Neural Regeneration Research, 2018 · DOI: 10.4103/1673-5374.230294 · Published: April 1, 2018
Microglia, the main immune cells in the central nervous system, gather at injury sites and can both worsen and improve tissue damage after spinal cord injury. The study explores how inhibiting Rho-associated kinase (ROCK), an enzyme involved in inflammation, affects microglial migration, which is important for tissue repair. The research focuses on the impact of ROCK inhibitors Y27632 and fasudil on microglial movement and the mechanisms behind it. The researchers found that Y27632 and fasudil increased microglial migration and altered their shape, making them irregular with many small processes. These drugs also increased levels of phosphorylated ERK protein, a key component of a signaling pathway involved in cell growth and migration. Blocking the ERK pathway with U0126 reversed the effects of Y27632 and fasudil. The findings suggest that ROCK inhibitors Y27632 and fasudil promote microglial migration in the spinal cord through the ERK signaling pathway. By enhancing microglial migration, these inhibitors could potentially improve tissue remodeling and functional recovery after spinal cord injury.
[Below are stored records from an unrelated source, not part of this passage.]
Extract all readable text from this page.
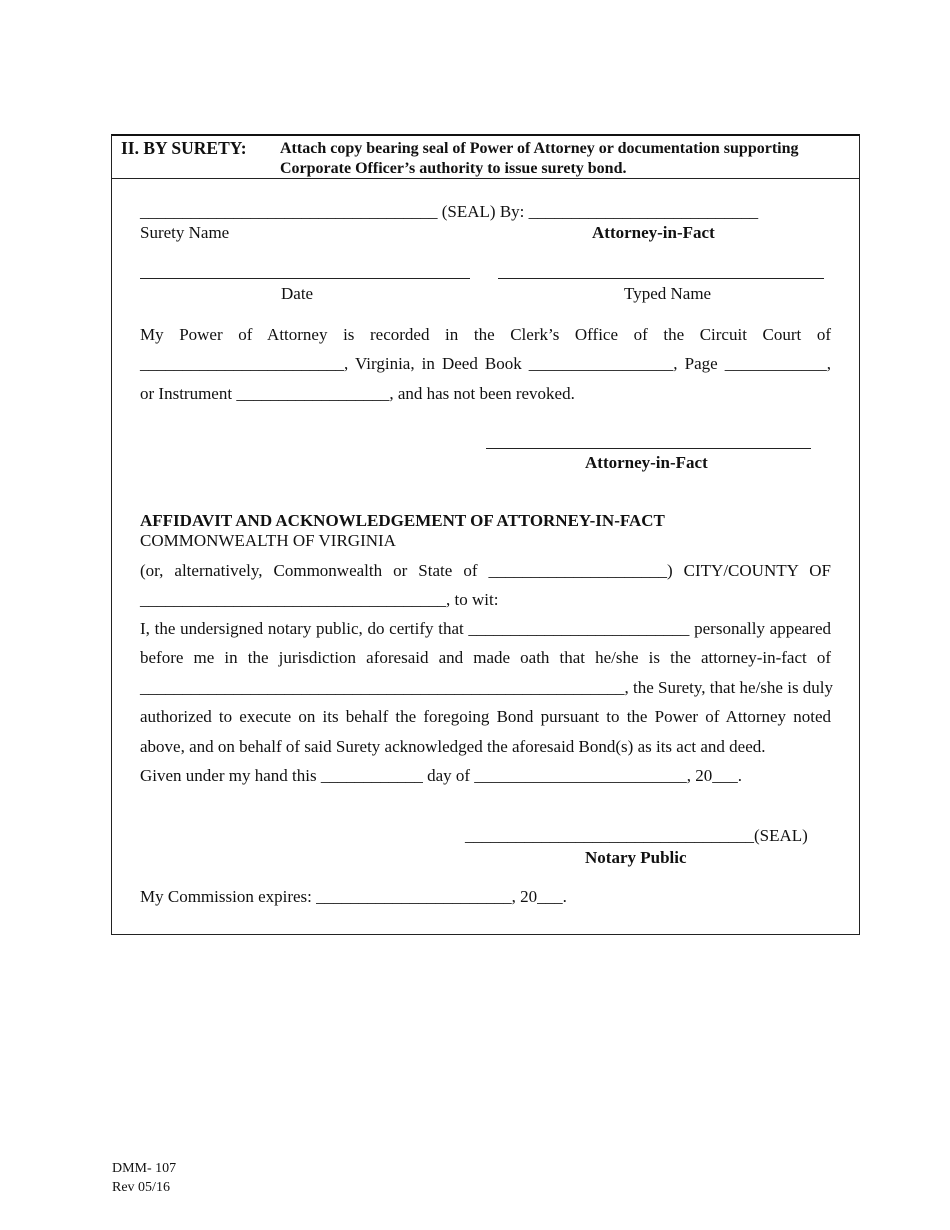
II. BY SURETY: Attach copy bearing seal of Power of Attorney or documentation supporting
Corporate Officer’s authority to issue surety bond.
___________________________________ (SEAL) By: ___________________________
Surety Name	Attorney-in-Fact
Date	Typed Name
My Power of Attorney is recorded in the Clerk’s Office of the Circuit Court of
________________________, Virginia, in Deed Book _________________, Page ____________,
or Instrument __________________, and has not been revoked.
Attorney-in-Fact
AFFIDAVIT AND ACKNOWLEDGEMENT OF ATTORNEY-IN-FACT
COMMONWEALTH OF VIRGINIA
(or, alternatively, Commonwealth or State of _____________________) CITY/COUNTY OF
____________________________________, to wit:
I, the undersigned notary public, do certify that __________________________ personally appeared
before me in the jurisdiction aforesaid and made oath that he/she is the attorney-in-fact of
_________________________________________________________, the Surety, that he/she is duly
authorized to execute on its behalf the foregoing Bond pursuant to the Power of Attorney noted
above, and on behalf of said Surety acknowledged the aforesaid Bond(s) as its act and deed.
Given under my hand this ____________ day of _________________________, 20___.
__________________________________(SEAL)
Notary Public
My Commission expires: _______________________, 20___.
DMM- 107
Rev 05/16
The Rho/ROCK signaling pathway is a potential therapeutic target for spinal cord injury (SCI) treatment due to its involvement in microglial phagocytosis and migration.
Fasudil, already used clinically for ischemic cerebrovascular disease, could be considered for clinical trials in SCI treatment.
Further research into the molecular mechanisms underlying the role of ROCK in spinal cord injury could lead to the development of new drugs.